The Conversations Network New Site is Up

We launched the new site for The Conversations Network on schedule today. Not without bugs, mind you, but now 12 hours post-launch, I think we’ve swatted the worst of them. Special thanks to David and Francis at Loomia, whose new recommendation engine we integrated as part of the process, Tim McNerney who’s aweseome work as our sysadmin saved endless hours by having great backups of everything, Dorothy Yamamoto for her beautiful graphics, and the rest of our Team for their testing and feedback. It was a soft launch, with no press releases or hype machine, but already a few thousand folks have found it and are exploring its nooks and crannies.

The reaction so far is about 97% favorable, mostly ethusiastically so. The other 3% aren’t happy about the new paid-membership model even though it’s not a tollgate to the content. More on that topic in the next few days, after I’ve had a chance to get some sleep. In the meantime, here’s a rundown of what you can expect on the new site.

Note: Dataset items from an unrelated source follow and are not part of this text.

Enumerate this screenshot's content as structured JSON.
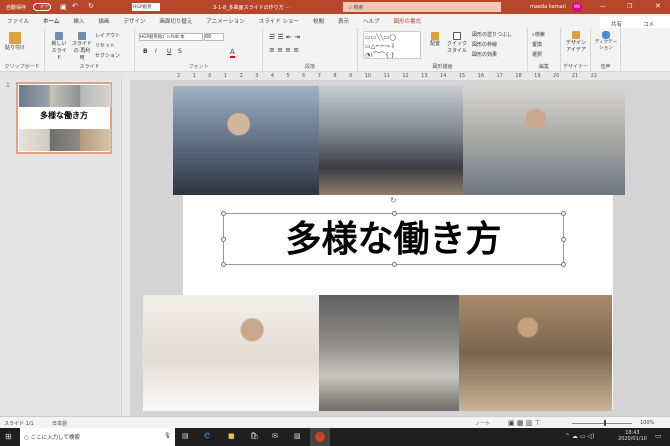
{
  "titlebar": {
    "autosave": "自動保存",
    "autosave_state": "オフ",
    "font_box": "HGP創英",
    "doc_title": "3-1-8_多曲面スライドの作り方 ···",
    "search_placeholder": "検索",
    "user": "maeda kamari",
    "avatar": "MK"
  },
  "tabs": [
    "ファイル",
    "ホーム",
    "挿入",
    "描画",
    "デザイン",
    "画面切り替え",
    "アニメーション",
    "スライド ショー",
    "校閲",
    "表示",
    "ヘルプ",
    "図形の書式"
  ],
  "share": "共有",
  "comment": "コメント",
  "ribbon": {
    "clipboard": {
      "label": "クリップボード",
      "paste": "貼り付け"
    },
    "slides": {
      "label": "スライド",
      "new_slide": "新しい スライド",
      "reuse": "スライドの 再利用",
      "layout": "レイアウト",
      "reset": "リセット",
      "section": "セクション"
    },
    "font": {
      "label": "フォント",
      "font_name": "HGP創英角ｺﾞｼｯｸUB 本",
      "font_size": "66",
      "bold": "B",
      "italic": "I",
      "underline": "U",
      "strike": "S"
    },
    "paragraph": {
      "label": "段落"
    },
    "drawing": {
      "label": "図形描画",
      "arrange": "配置",
      "quick_style": "クイック スタイル",
      "fill": "図形の塗りつぶし",
      "outline": "図形の枠線",
      "effects": "図形の効果"
    },
    "editing": {
      "label": "編集",
      "find": "検索",
      "replace": "置換",
      "select": "選択"
    },
    "designer": {
      "label": "デザイナー",
      "ideas": "デザイン アイデア"
    },
    "voice": {
      "label": "音声",
      "dictate": "ディクテーション"
    }
  },
  "ruler": [
    "2",
    "1",
    "0",
    "1",
    "2",
    "3",
    "4",
    "5",
    "6",
    "7",
    "8",
    "9",
    "10",
    "11",
    "12",
    "13",
    "14",
    "15",
    "16",
    "17",
    "18",
    "19",
    "20",
    "21",
    "22"
  ],
  "thumbnail": {
    "number": "1",
    "title": "多様な働き方"
  },
  "slide": {
    "title": "多様な働き方"
  },
  "status": {
    "slide": "スライド 1/1",
    "language": "日本語",
    "notes": "ノート",
    "zoom": "100%"
  },
  "taskbar": {
    "search": "ここに入力して検索",
    "time": "18:43",
    "date": "2020/01/10"
  }
}
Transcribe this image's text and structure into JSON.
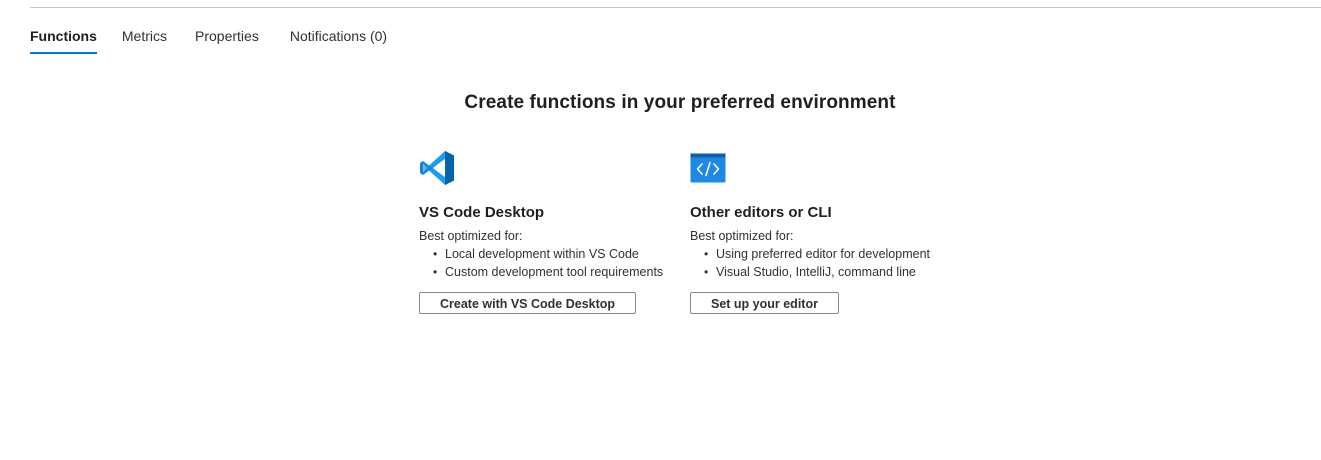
{
  "tabs": [
    {
      "label": "Functions",
      "active": true
    },
    {
      "label": "Metrics",
      "active": false
    },
    {
      "label": "Properties",
      "active": false
    },
    {
      "label": "Notifications (0)",
      "active": false
    }
  ],
  "heading": "Create functions in your preferred environment",
  "cards": [
    {
      "icon": "vscode-icon",
      "title": "VS Code Desktop",
      "subtitle": "Best optimized for:",
      "bullets": [
        "Local development within VS Code",
        "Custom development tool requirements"
      ],
      "button": "Create with VS Code Desktop"
    },
    {
      "icon": "code-editor-icon",
      "title": "Other editors or CLI",
      "subtitle": "Best optimized for:",
      "bullets": [
        "Using preferred editor for development",
        "Visual Studio, IntelliJ, command line"
      ],
      "button": "Set up your editor"
    }
  ],
  "colors": {
    "accent": "#0078d4",
    "vscode_blue": "#1f9cf0",
    "vscode_dark": "#0065a9"
  }
}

  • Paid Membership. We closed the IT Conversations Tip Jar, which was being distributed every month to Team ITC, those 40-or-so volunteers who do all our post-production work in their spare time. As we looked at growing the network to 12 channels by the end of the year — IT Conversations will become just one of those channels — we realized we needed something more structured than a tip jar. Like U.S. public radio, membership will be one cornerstone of our revenues, the rest coming from grants, underwriters and commercial sponsors. But we’re serious about listener-supported audio on the web, and that means listener supported. We surveyed thousands of our listeners prior to this decision and learned a lot about how many people would be willing to pay and how much. Basic membership is US$50/year or US$5 per month. Student memberships are available for half those amounts. To ease the transition, and to allow our faithful listeners a chance to evaluate the benefits for themselves, we’ve given every previously registered member of the IT Conversations web site a free basic membership through March 31, 2006.
  • Personalization. The primary benefits of membership (other than knowing you’re supporting our vision) are all based on knowing who you are. Registered members can opt-in to a variety of features such as our newsletters, email ballots, etc.
  • Recommendations. With nearly a thousand progams in the catalog and more than that number coming in 2006, this is where Loomia comes in. Our members can rate programs in a variety of ways, and those ratings are used both to provide so-called community ratings for all, as well as personalized recommendations using Loomia’s proprietary algorithms.
  • Forums. We’ve long wanted a place for our members to discuss our more thought-provoking programs. Two years ago I tried (unsuccessfully) with forum software. I think we just didn’t have enough listeners and the integration of the forum software was weak. This time the software and integration are better by far and we have many, many more listeners. Everyone can read the forums. Only registered members can post messages.
  • Personal Program Queues (PPQs). This feature was previously available on the IT Conversations web site, and we’ve preserved everyone’s queue contents for the port to The Conversations Network. This is the only case of charging for something that used to be free to all, but since we decided that personalization was the point at which the tollgate would be errected, PPQs become the one feature that shifted to the other side.
  • Infrastructure. This will only interests the geeks, but perhaps the greatest benefit of the new site is its architecture for the future. We’ve abstracted the identity issues, and created single sign-on for the main site (based loosely on WordPress), the forums (punBB) and the individual channel web sites, such as IT Conversations. All of the features such as recommendations, PPQs and forums, will operate across all of our channels and are entirely distributed. You’ll get recommendations from all channels, and a single PPQ can likewise be populated with programs from different sources on our network. Considering that each web site and the forums can live on different servers, this was no small feat, and I’m personally quite proud of the design. We’ve managed to put into place the building blocks on which we can now roll out a virtually unlimited number of channels on as many topics.

If you want to learn more, I suggest checking out our mission, our Recommendation/Queue system tutorial, the new IT Conversations forum, membership info, our Team (and information about our new apprenticeship program) and our FAQs. And of course, I look forward to your feedback and continued support.